In the earlier days of malware outbreaks when I was working as a counter-virus specialist, I recall working 36 out of 48 hours to contain some very fast spreading worms. That didn’t include the 8 hours we were disconnected from the Internet; and at that time, some companies generated $3 million revenue per hour from the Internet. These days, the malware authors have figured out that a lower volume of traffic makes malware more difficult to detect. By making their creations stealthier, they have a greater latency, and can raise the cost to an organization by stealing their intellectual property.
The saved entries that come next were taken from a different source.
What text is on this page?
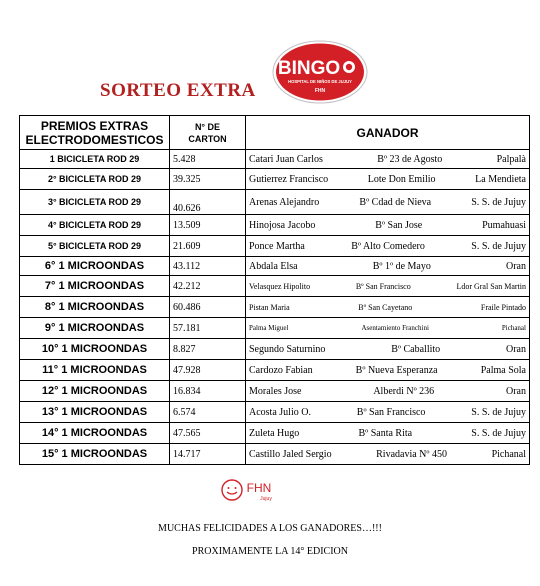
SORTEO EXTRA
BINGO
HOSPITAL DE NIÑOS DE JUJUY
FHN
PREMIOS EXTRAS ELECTRODOMESTICOS	N° DE
CARTON	GANADOR
1 BICICLETA ROD 29	5.428	Catari Juan Carlos Bº 23 de Agosto Palpalà

2° BICICLETA ROD 29	39.325	Gutierrez Francisco Lote Don Emilio La Mendieta

3° BICICLETA ROD 29	40.626	Arenas Alejandro Bº Cdad de Nieva S. S. de Jujuy

4° BICICLETA ROD 29	13.509	Hinojosa Jacobo Bº San Jose Pumahuasi

5° BICICLETA ROD 29	21.609	Ponce Martha Bº Alto Comedero S. S. de Jujuy

6° 1 MICROONDAS	43.112	Abdala Elsa Bº 1º de Mayo Oran

7° 1 MICROONDAS	42.212	Velasquez Hipolito Bº San Francisco Ldor Gral San Martin

8° 1 MICROONDAS	60.486	Pistan Maria Bº San Cayetano Fraile Pintado

9° 1 MICROONDAS	57.181	Palma Miguel Asentamiento Franchini Pichanal

10° 1 MICROONDAS	8.827	Segundo Saturnino Bº Caballito Oran

11° 1 MICROONDAS	47.928	Cardozo Fabian Bº Nueva Esperanza Palma Sola

12° 1 MICROONDAS	16.834	Morales Jose Alberdi Nº 236 Oran

13° 1 MICROONDAS	6.574	Acosta Julio O. Bº San Francisco S. S. de Jujuy

14° 1 MICROONDAS	47.565	Zuleta Hugo Bº Santa Rita S. S. de Jujuy

15° 1 MICROONDAS	14.717	Castillo Jaled Sergio Rivadavia Nº 450 Pichanal
FHN
Jujuy
MUCHAS FELICIDADES A LOS GANADORES…!!!
PROXIMAMENTE LA 14° EDICION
The longer the malware is active, the more information it can export to its controllers.
An ounce of prevention
It costs three times more to clean up an incident than to prevent one
I have often stated that it costs three times more to clean up an incident than to prevent one. Simple formulas like this explain why we’re investing in our security software and why earlier detection is so important. When you can use utilities such at Tenable Network Security’s SecurityCenter Continuous View™ for continuous network monitoring, you can detect abnormalities in your traffic, leading to earlier detection of suspected outbreaks, less overall response costs, and less stress and headaches resulting from those cleanup activities by those of us involved with incident response.